Think About It Thursday: If Rates Drop Later, What Happens to Competition?

If rates drop later, buyers may get some payment relief, but they may also face a more competitive market. This Think About It Thursday post explores why waiting for a lower rate could mean giving up negotiating power, seller concessions, and a calmer buying experience.

April 23, 2026 | 4 min read


Think About It Thursday: If Rates Drop Later, What Happens to Competition?

April 23, 2026 | 4 min read

A lot of buyers are asking some version of the same question right now:

Should I wait for rates to come down before I buy?

It is a fair question. As of April 23, 2026, Freddie Mac reported the average 30-year fixed mortgage rate at 6.23%, down from 6.81% a year earlier. That kind of movement naturally gets people thinking about whether better financing conditions may be ahead.

But here is the part worth slowing down and really thinking through:

If rates drop later, you probably will not be the only person who notices.

That matters because the housing market does not respond to lower rates in a vacuum. Lower rates often improve affordability, bring sidelined buyers back into the market, and increase the number of people willing to make offers. The result is that a “better rate environment” can quickly turn into a more competitive environment. Recent demand data already shows how sensitive buyers can be to shifting conditions. The Mortgage Bankers Association reported that mortgage applications rose 7.9% in its latest weekly survey.

Lower rates can help buyers, but they can also wake the market up

When borrowing becomes a little cheaper, monthly payments can improve. That is the good news. But lower rates also tend to bring more buyers off the sidelines, especially the ones who have been waiting for a psychological signal that it is “safe” to jump back in.

And this market still is not overflowing with extra supply. According to the National Association of REALTORS® Existing-Home Sales Housing Snapshot for March 2026, existing-home sales were running at a 3.98 million seasonally adjusted annual rate, with 4.1 months of inventory and a median existing-home price of $408,800.

That means if rates fall meaningfully, buyers may not be stepping into a wide-open, easygoing market. They may be stepping into a market with more competition chasing a still-limited number of homes.

Waiting can trade one problem for another

A lot of buyers frame the decision like this:

  • Buy now and deal with today’s rate
  • Wait and hopefully get a better rate later

But real life is usually messier than that.

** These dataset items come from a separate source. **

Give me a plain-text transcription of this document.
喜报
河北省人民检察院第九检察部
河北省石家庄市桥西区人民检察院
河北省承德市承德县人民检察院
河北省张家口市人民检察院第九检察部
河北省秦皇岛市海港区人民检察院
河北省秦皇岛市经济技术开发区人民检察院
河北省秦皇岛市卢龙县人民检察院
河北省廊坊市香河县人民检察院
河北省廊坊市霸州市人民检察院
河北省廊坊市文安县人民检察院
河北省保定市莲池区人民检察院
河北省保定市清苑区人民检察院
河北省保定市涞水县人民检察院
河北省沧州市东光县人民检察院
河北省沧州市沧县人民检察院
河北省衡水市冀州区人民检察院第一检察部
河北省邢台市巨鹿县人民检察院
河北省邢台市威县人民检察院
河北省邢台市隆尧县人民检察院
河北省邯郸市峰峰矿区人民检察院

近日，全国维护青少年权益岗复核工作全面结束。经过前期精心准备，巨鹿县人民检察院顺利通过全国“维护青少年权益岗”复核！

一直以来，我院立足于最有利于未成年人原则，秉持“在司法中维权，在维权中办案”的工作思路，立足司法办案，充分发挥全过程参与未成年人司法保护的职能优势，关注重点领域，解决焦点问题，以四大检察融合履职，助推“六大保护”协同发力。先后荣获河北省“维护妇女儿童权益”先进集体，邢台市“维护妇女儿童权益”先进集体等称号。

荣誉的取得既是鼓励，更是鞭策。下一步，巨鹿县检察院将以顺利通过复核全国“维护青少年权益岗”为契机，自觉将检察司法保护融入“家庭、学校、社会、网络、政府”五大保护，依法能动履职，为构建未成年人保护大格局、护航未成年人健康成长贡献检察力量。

Waiting may improve the rate side of the equation. It may also mean:

  • more buyers entering the market
  • less room to negotiate
  • fewer seller concessions
  • more multiple-offer situations
  • higher purchase prices if demand strengthens faster than supply

That is not a guarantee. Markets are local, and no one gets a crystal ball with their preapproval. But the basic tradeoff is real: a lower rate later may come attached to a higher-pressure buying environment.

The quieter market can have real advantages

One thing some buyers miss is that today’s market can offer advantages that disappear when demand heats up.

In a less frantic environment, buyers may have more room to:

  • think clearly instead of rushing
  • negotiate seller-paid costs or concessions
  • keep stronger contingencies in place
  • avoid bidding wars
  • choose the right house instead of simply trying to win one

That does not make today perfect. It just means today’s challenge may be more visible than tomorrow’s. Right now, the challenge is the rate. If rates improve later, the challenge may shift to competition.

The real question is not just “Will rates drop?”

The better question is:

If rates drop, what else changes with them?

That is where strategy matters.

If you buy when the numbers work for your budget and your life, you may be able to refinance later if rates improve meaningfully. But if you wait for a lower rate and the market gets more crowded, you may end up paying more for the home, losing negotiating leverage, or competing with buyers who were waiting for the exact same signal. Recent Freddie Mac rate data, MBA application data, and NAR housing supply data all point to the same basic idea: when financing gets easier, demand can wake up quickly.

Final thought

A lower rate later could absolutely help.

It just may not help only you.

That is the part buyers should think about on a deeper level. Sometimes the opportunity is not found in waiting for perfect conditions. Sometimes it is found in moving when the math works, the plan makes sense, and the crowd is still standing around with its hands in its pockets.

If you are buying in the Richmond, Midlothian, Chesterfield, or Henrico area, the smartest move is usually not to guess where the market will be six months from now. It is to understand what your payment looks like now, what flexibility you have, and how your options may change if competition picks up.